In the absence of language, food became an easy (and perhaps, the only) option for a back and forth between in-laws who had so much to say to each other, but so few words to say them with. Here, try this was a big one (the double nod): an extra spoonful of yogurt in the morning, a generous grating of pecorino on another's pasta. Where one side offered food, the other responded with halting thumbs up, toothy smiles, approving stomach rubs. Delicious. Eventually I taught my American grandparents to stick their pointer fingers into their cheeks and twist. Means: I like this. They'd twist until small red dots appeared on the sides of their faces.
At the end of the summer, as we packed our suitcases to fly back across the Atlantic, my Nonno shuffled into our room. He handed me something as long and as thin as my forearm, wrapped in a kitchen towel.
"Give this to your grandfather," he told me in Italian. "And make sure he plants it in his backyard as soon as he gets home."
When I turned to my other grandfather to translate, he smiled and said, "I got it."
They both looked at each other, a transcontinental understanding. We watched as my American grandfather carefully nestled the branch between the folds of his clothes.
Back home, my grandfather planted the branch in the warm Texas peat behind their house, where it sprouted from the earth like a staff. As our visit to the Mediterranean threatened to fade with time, the transplanted tree began to fruit.
Years later, that fig tree still casts a shadow across my grandparents' backyard. The fruit are not as robust as the ones that dawdle in the Sardinian sun, but they’re sweet and fleshy all the same. We gather under the branches sometimes and shake the figs to the ground, eat them with yogurt and honey drizzled on top. Summers are much longer in Dallas, so figs are a multi-month affair thanks to that tree.

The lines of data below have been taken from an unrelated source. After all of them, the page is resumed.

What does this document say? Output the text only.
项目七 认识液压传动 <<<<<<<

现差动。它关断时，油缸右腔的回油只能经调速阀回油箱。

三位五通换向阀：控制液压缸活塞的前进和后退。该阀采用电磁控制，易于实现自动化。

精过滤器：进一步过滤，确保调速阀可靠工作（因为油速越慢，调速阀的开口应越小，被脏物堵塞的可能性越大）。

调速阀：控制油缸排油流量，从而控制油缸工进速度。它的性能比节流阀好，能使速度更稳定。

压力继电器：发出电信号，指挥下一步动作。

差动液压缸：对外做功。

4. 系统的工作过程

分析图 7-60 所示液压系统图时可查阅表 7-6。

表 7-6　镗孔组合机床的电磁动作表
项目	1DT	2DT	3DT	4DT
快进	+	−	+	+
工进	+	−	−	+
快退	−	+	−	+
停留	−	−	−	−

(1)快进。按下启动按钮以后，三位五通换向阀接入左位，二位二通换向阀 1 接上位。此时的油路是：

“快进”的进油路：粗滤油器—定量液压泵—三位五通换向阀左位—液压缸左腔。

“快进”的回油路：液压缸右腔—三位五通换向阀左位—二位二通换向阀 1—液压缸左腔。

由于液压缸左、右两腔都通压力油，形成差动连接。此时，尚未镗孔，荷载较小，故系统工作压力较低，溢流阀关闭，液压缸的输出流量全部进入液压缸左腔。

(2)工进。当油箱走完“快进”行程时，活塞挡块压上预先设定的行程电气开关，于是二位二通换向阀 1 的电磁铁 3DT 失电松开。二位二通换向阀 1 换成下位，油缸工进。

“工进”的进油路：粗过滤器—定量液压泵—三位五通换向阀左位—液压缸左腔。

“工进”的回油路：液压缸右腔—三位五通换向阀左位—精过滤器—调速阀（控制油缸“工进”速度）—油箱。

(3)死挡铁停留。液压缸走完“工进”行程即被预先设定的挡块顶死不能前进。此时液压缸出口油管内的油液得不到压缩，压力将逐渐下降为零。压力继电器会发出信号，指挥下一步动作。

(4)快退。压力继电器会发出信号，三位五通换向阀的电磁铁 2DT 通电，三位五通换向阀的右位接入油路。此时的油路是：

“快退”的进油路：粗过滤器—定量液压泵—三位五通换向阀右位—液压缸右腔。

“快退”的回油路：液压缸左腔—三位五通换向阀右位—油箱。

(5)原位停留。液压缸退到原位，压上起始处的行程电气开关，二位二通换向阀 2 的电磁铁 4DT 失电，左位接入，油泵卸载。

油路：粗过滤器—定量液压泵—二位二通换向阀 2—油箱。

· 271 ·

They flower inward instead of outward and the rosy squiggles that populate their centers are but unopened blooms that reach for each other.
Every summer I can walk into my grandparents' kitchen and know that there's a bowl of fresh figs waiting for me on the counter. I like to sit alone and savor them with nothing more than a cloth napkin laid underneath. Even here in Texas, miles away from Sardinia, they are, for me, the only obvious summer dessert.
And I find it strange that a tree, the same tree, that once held such specific significance for me of one person and of one place—my Nonno and his island in the Mediterranean—has now been bifurcated, cloned. What was the memory of one grandfather is now the symbol of both. Their humors aren’t quite the same, and they speak in sharply different tongues. One drinks espresso, the other drip coffee. One watches football, the other baseball. Yet when I sit down to eat these figs, I know that with each of them, wherever I am, I’m eating from the same exact tree.